Amnesty International ist der Ansicht, dass die Verurteilung von Yury Rubtsou Teil eines langjährigen Musters der Drangsalierung von zivilgesellschaftlich engagierten Personen durch die belarussischen Behörden ist.
Hintergrundinformationen
In Belarus müssen zivilgesellschaftlich engagierte Personen unter den Rahmenbedingungen hochrestriktiver Gesetzen arbeiten, wenn sie sich organisieren wollen, um ihre Anliegen an die Öffentlichkeit zu bringen. Mit diesen Gesetzen werden die Rechte der AktivistInnen auf Vereinigungs-, Versammlungs-, und Meinungsfreiheit verletzt. Wenn sie sich kritisch gegenüber den Behörden äussern, droht zivilgesellschaftlichen Organisationen die Schliessung und Einzelpersonen die strafrechtliche Verfolgung. Jegliche Art des öffentlichen Protests, sogar die Mahnwache einer einzelnen Person, erfordert die ausdrückliche Zustimmung der Behörden. Diese wird den AntragstellerInnen jedoch zumeist nicht erteilt. Friedlichen Demonstrierenden drohen Geldstrafen oder mehrere Tage Haft. Erstmals erregten die Einschränkungen der Versammlungsfreiheit in Belarus die Aufmerksamkeit der Weltöffentlichkeit, als im Dezember 2010 eine auf die Präsidentschaftswahlen folgende und grösstenteils friedliche Demonstration von den Sicherheitskräften brutal unterdrückt wurde.

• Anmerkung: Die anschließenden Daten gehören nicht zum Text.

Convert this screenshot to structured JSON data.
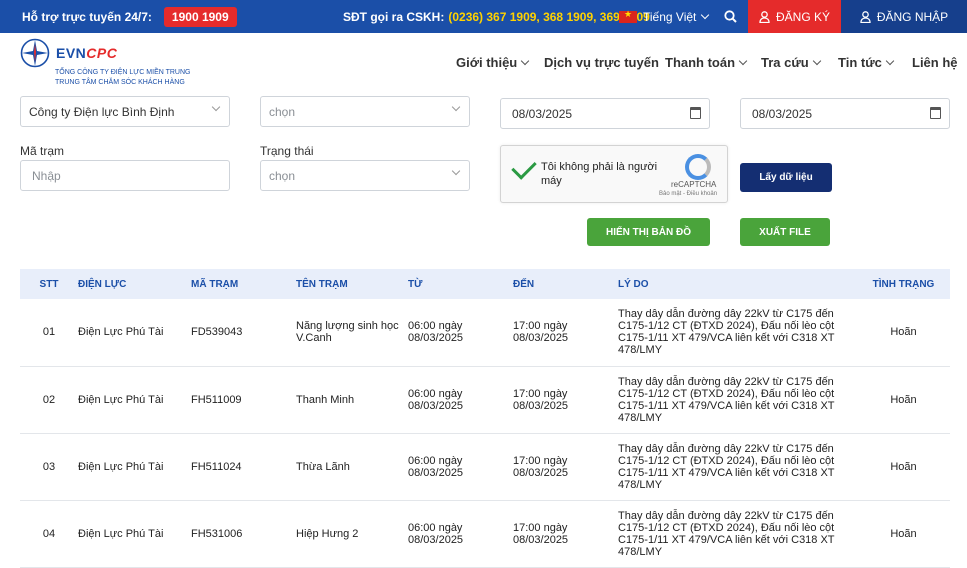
{
  "topbar": {
    "support_label": "Hỗ trợ trực tuyến 24/7:",
    "hotline": "1900 1909",
    "cskh_label": "SĐT gọi ra CSKH:",
    "cskh_numbers": "(0236) 367 1909, 368 1909, 369 1909",
    "language": "Tiếng Việt",
    "register_label": "ĐĂNG KÝ",
    "login_label": "ĐĂNG NHẬP",
    "accent": "#1b4fa8",
    "red": "#e52b2b"
  },
  "header": {
    "logo_text_evn": "EVN",
    "logo_text_cpc": "CPC",
    "logo_sub1": "TỔNG CÔNG TY ĐIỆN LỰC MIỀN TRUNG",
    "logo_sub2": "TRUNG TÂM CHĂM SÓC KHÁCH HÀNG",
    "nav": [
      "Giới thiệu",
      "Dịch vụ trực tuyến",
      "Thanh toán",
      "Tra cứu",
      "Tin tức",
      "Liên hệ"
    ]
  },
  "filters": {
    "company": "Công ty Điện lực Bình Định",
    "unit_placeholder": "chọn",
    "from_date": "08/03/2025",
    "to_date": "08/03/2025",
    "station_label": "Mã trạm",
    "station_placeholder": "Nhập",
    "status_label": "Trạng thái",
    "status_placeholder": "chọn",
    "captcha_text": "Tôi không phải là người máy",
    "captcha_brand": "reCAPTCHA",
    "captcha_terms": "Bảo mật - Điều khoản",
    "fetch_button": "Lấy dữ liệu",
    "map_button": "HIỂN THỊ BẢN ĐỒ",
    "export_button": "XUẤT FILE"
  },
  "table": {
    "headers": [
      "STT",
      "ĐIỆN LỰC",
      "MÃ TRẠM",
      "TÊN TRẠM",
      "TỪ",
      "ĐẾN",
      "LÝ DO",
      "TÌNH TRẠNG"
    ],
    "rows": [
      {
        "stt": "01",
        "dien_luc": "Điện Lực Phú Tài",
        "ma_tram": "FD539043",
        "ten_tram": "Năng lượng sinh học V.Canh",
        "tu": "06:00 ngày 08/03/2025",
        "den": "17:00 ngày 08/03/2025",
        "ly_do": "Thay dây dẫn đường dây 22kV từ C175 đến C175-1/12 CT (ĐTXD 2024), Đấu nối lèo cột C175-1/11 XT 479/VCA liên kết với C318 XT 478/LMY",
        "tinh_trang": "Hoãn"
      },
      {
        "stt": "02",
        "dien_luc": "Điện Lực Phú Tài",
        "ma_tram": "FH511009",
        "ten_tram": "Thanh Minh",
        "tu": "06:00 ngày 08/03/2025",
        "den": "17:00 ngày 08/03/2025",
        "ly_do": "Thay dây dẫn đường dây 22kV từ C175 đến C175-1/12 CT (ĐTXD 2024), Đấu nối lèo cột C175-1/11 XT 479/VCA liên kết với C318 XT 478/LMY",
        "tinh_trang": "Hoãn"
      },
      {
        "stt": "03",
        "dien_luc": "Điện Lực Phú Tài",
        "ma_tram": "FH511024",
        "ten_tram": "Thừa Lãnh",
        "tu": "06:00 ngày 08/03/2025",
        "den": "17:00 ngày 08/03/2025",
        "ly_do": "Thay dây dẫn đường dây 22kV từ C175 đến C175-1/12 CT (ĐTXD 2024), Đấu nối lèo cột C175-1/11 XT 479/VCA liên kết với C318 XT 478/LMY",
        "tinh_trang": "Hoãn"
      },
      {
        "stt": "04",
        "dien_luc": "Điện Lực Phú Tài",
        "ma_tram": "FH531006",
        "ten_tram": "Hiệp Hưng 2",
        "tu": "06:00 ngày 08/03/2025",
        "den": "17:00 ngày 08/03/2025",
        "ly_do": "Thay dây dẫn đường dây 22kV từ C175 đến C175-1/12 CT (ĐTXD 2024), Đấu nối lèo cột C175-1/11 XT 479/VCA liên kết với C318 XT 478/LMY",
        "tinh_trang": "Hoãn"
      }
    ]
  }
}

Hunderte Protestierende wurden geschlagen, willkürlich festgenommen und im Schnellverfahren verurteilt. Die wichtigsten Präsidentschaftskandidaten und zahlreiche bekannte AktivistInnen der Opposition wurden inhaftiert. Der ehemalige Präsidentschaftskandidat und gewaltlose politische Gefangene Mikolaj Statkewitsch befindet noch immer in Haft.
Oftmals werden zivilgesellschaftlich engagierten Personen Ordnungsstrafen auferlegt, wenn sie gegen die strengen Auflagen für öffentliche Versammlungen verstossen. Zudem werden sie oft von den Verwaltungsbehörden verfolgt und drangsaliert. Das Verwaltungsgesetzbuch deckt Ordnungswidrigkeiten wie „minderschweres Rowdytum“, „Verletzung der Anweisungen für Mahnwachen“, „Fluchen“ und „Nichtbeachten von polizeilichen Anordnungen“ ab. Die belarussischen Behörden nutzen derartige Vergehen häufig, um zivilgesellschaftlich engagierte Personen zu verfolgen und zu drangsalieren.